More important than this though, is that any such inquiry is unable to truly get to the heart of why the Libor affair occurred. Miliband says that a public inquiry should be ordered into the ‘culture of banking’ in the U.K. This seems similar to the Leveson inquiry, which is nominally investigating the ‘culture, practices and ethics of the press’. In actuality though, it is looking chiefly at a very narrow case; that of phone-hacking at the News of the World and possibly other organisations.

Surely the same would occur in Miliband’s inquiry into banking culture. There is simply too much to look at for an inquiry to be completed quickly enough to still be relevant. Therefore, it would morph into an inquiry into the Libor affair, with a few strongly-worded paragraphs about the culture of banking tacked on at the end. This would not be helpful. Though it is obviously important to look at the Libor affair, and see who was particularly active in it, this should remain separate from the significantly more important and urgent discussion of banking culture and practice.
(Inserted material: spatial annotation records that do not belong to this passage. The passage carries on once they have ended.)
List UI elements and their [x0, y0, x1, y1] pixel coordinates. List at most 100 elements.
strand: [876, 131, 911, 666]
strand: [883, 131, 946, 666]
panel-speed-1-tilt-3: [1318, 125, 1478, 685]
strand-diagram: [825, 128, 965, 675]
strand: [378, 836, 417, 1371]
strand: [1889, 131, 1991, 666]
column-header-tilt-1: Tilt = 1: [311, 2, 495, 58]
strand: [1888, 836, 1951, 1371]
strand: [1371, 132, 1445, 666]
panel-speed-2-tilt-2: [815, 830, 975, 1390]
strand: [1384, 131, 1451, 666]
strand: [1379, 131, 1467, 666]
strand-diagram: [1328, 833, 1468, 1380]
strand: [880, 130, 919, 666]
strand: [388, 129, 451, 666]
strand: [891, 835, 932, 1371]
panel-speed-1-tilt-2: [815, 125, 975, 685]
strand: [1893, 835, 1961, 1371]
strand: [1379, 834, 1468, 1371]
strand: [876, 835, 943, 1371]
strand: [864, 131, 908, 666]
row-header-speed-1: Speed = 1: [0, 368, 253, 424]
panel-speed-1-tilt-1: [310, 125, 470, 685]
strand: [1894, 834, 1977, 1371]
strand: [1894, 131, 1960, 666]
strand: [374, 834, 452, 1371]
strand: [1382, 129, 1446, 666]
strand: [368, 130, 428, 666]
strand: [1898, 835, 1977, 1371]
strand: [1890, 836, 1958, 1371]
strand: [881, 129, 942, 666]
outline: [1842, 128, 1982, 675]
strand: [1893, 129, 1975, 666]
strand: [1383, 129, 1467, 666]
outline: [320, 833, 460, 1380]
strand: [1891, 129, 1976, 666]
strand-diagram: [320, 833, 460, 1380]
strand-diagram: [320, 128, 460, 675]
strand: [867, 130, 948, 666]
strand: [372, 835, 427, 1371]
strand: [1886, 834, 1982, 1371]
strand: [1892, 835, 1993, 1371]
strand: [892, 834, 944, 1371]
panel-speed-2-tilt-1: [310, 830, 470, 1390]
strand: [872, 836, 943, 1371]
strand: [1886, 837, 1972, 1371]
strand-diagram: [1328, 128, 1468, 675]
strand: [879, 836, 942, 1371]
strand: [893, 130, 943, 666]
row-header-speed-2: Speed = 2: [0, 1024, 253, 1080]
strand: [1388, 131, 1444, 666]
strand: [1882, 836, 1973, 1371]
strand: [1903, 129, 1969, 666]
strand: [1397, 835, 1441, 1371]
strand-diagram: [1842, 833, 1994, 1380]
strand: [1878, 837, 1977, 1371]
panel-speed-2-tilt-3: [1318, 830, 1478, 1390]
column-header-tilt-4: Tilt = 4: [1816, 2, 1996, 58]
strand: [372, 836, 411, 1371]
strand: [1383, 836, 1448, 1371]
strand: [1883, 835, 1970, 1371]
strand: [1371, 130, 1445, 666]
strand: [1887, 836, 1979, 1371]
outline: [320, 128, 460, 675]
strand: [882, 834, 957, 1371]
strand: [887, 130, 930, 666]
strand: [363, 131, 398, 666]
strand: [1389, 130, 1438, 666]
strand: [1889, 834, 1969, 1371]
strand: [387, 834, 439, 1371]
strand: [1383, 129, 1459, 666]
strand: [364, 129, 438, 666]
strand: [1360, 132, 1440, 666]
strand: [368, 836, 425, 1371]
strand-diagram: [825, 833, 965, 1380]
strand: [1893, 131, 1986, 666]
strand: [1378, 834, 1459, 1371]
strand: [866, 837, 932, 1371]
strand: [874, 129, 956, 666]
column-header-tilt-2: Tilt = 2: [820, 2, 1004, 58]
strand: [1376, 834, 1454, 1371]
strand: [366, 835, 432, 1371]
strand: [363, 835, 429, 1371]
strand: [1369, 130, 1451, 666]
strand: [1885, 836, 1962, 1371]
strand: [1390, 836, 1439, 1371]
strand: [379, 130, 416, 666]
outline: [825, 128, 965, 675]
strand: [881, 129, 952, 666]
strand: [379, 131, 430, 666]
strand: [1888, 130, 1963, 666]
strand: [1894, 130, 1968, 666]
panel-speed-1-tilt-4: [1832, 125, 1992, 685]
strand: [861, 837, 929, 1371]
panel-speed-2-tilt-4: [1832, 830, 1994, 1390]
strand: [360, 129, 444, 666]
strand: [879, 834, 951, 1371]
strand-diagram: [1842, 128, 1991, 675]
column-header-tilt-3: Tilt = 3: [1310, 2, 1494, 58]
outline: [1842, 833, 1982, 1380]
With regards to the Libor rate, the Economist proposes two reforms which might help stop manipulation in the future. The first, to fix the rate based on actual lending data rather than estimates, is an excellent proposal which should have been implemented as soon as a computer was able to do such calculations. The second, to broaden the number of banks (currently 18) setting the rate, should also be introduced, but it should be done so cautiously and with the knowledge that it is only a minor reform. The new banks brought in to contribute to the setting of the Libor rate would have similar motives to have a low rate as the ones currently setting the standard, and they would belong to the same culture of banking which is being so widely condemned.

This culture, it seems, is the main issue, and it is why no inquiry can be truly effective. The Libor affair was a manifestation of a banking system entirely dependent on risk. More worryingly though, it is the result of a banking system over which the British government has very little jurisdiction.

Barclays may have been fined, but Deutsche Bank, Citibank, HSBC, RBS, JP Morgan Chase and UBS are all currently under investigation. Authorities from Japan, Canada, Switzerland, the EU and the U.S.A. are all looking into the role of their banks in the affair. Global banking has been allowed to become a creature bigger than governments, bigger even than nations. It is a beast we depend upon, but which gives us less than we deserve.

It is also a beast we cannot control. What we have is a network of sordid institutions, becoming more incorrigible and less socially useful by the day. In Britain we could legislate so that the Libor rate was set in a different way, but this would not fix the wider problem of a banking system and culture which not only allows the Libor affair to happen, but positively encourages it.

So whilst it is important to have an inquiry specifically into the Libor affair, such an investigation would be no remedy for the state of banking in general. Neither a public or parliamentary inquiry will come to a conclusion which even acknowledges that what is wrong in banking culture is endemic, not just the result of a handful of rogues. To inquire into the Libor affair would be to do just that; it would have no effect on the wider culture which seems to be the root of the problem.